Optimal Design of Complementary Experiments for Parameter Estimation at Elevated Temperature of Food Processing

Foods. 2022 Aug 28;11(17):2611. doi: 10.3390/foods11172611.

Abstract

Simultaneous estimation of thermal properties can be challenging, especially when the parameters are temperature-dependent. Previous research has shown that by using a complementary experiment, temperature-dependent thermal conductivity can be estimated using a single experiment. The objective of this study was to optimize the complementary experiments that can facilitate the simultaneous estimation of temperature-dependent thermal conductivity and volumetric heat capacity. A theoretical study was conducted with two experiments in a single trial with the sample being kept in a cylindrical sample holder, which had a thin film heater in the center. The first part of the experiment was conducted by keeping the external surface temperature at 50 °C for 300 s and allowing the center temperature to equilibrate with the boundary temperature.
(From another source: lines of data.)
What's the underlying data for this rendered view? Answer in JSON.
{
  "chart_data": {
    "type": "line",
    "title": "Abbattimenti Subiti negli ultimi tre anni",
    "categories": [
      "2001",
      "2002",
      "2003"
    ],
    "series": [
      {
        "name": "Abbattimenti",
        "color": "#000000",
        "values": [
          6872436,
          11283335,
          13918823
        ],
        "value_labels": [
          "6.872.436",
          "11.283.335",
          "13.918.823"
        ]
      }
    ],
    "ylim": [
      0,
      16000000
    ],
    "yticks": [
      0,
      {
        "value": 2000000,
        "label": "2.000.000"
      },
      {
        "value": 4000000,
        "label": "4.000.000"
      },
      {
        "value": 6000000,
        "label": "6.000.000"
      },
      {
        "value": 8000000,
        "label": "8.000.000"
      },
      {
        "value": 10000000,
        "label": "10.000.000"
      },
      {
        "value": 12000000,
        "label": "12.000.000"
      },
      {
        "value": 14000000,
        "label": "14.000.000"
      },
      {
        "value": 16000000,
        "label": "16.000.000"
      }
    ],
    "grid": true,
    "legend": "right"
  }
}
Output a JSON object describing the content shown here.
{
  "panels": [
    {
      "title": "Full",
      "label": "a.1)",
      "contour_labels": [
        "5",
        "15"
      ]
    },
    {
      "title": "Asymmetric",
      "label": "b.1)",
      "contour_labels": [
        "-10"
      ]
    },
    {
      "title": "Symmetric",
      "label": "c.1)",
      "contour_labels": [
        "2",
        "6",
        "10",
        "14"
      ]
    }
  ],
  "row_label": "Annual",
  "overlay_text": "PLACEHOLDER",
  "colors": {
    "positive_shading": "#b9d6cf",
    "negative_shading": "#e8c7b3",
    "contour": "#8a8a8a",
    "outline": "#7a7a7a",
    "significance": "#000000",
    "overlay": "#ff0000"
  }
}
Then, the second part of the experiment followed, where the thin film heater was supplied with electrical power to increase the center temperate to 140 °C. Several heating profiles were studied to maximize the information obtained from the complementary experiments, and the best one was the power profile with a sinusoidal function. All four parameters of sweet potato puree temperature-dependent thermal conductivity (0.509 to 0.629 W/mK at 25 °C and 140 °C, respectively) and volumetric heat capacity (3.617 × 106 to 4.180 × 106 J/m3K at 25 °C and 140 °C, respectively) were estimated with low standard errors.

Keywords: food processing; inverse problems; optimal complementary experiments; sensor design; thermal properties.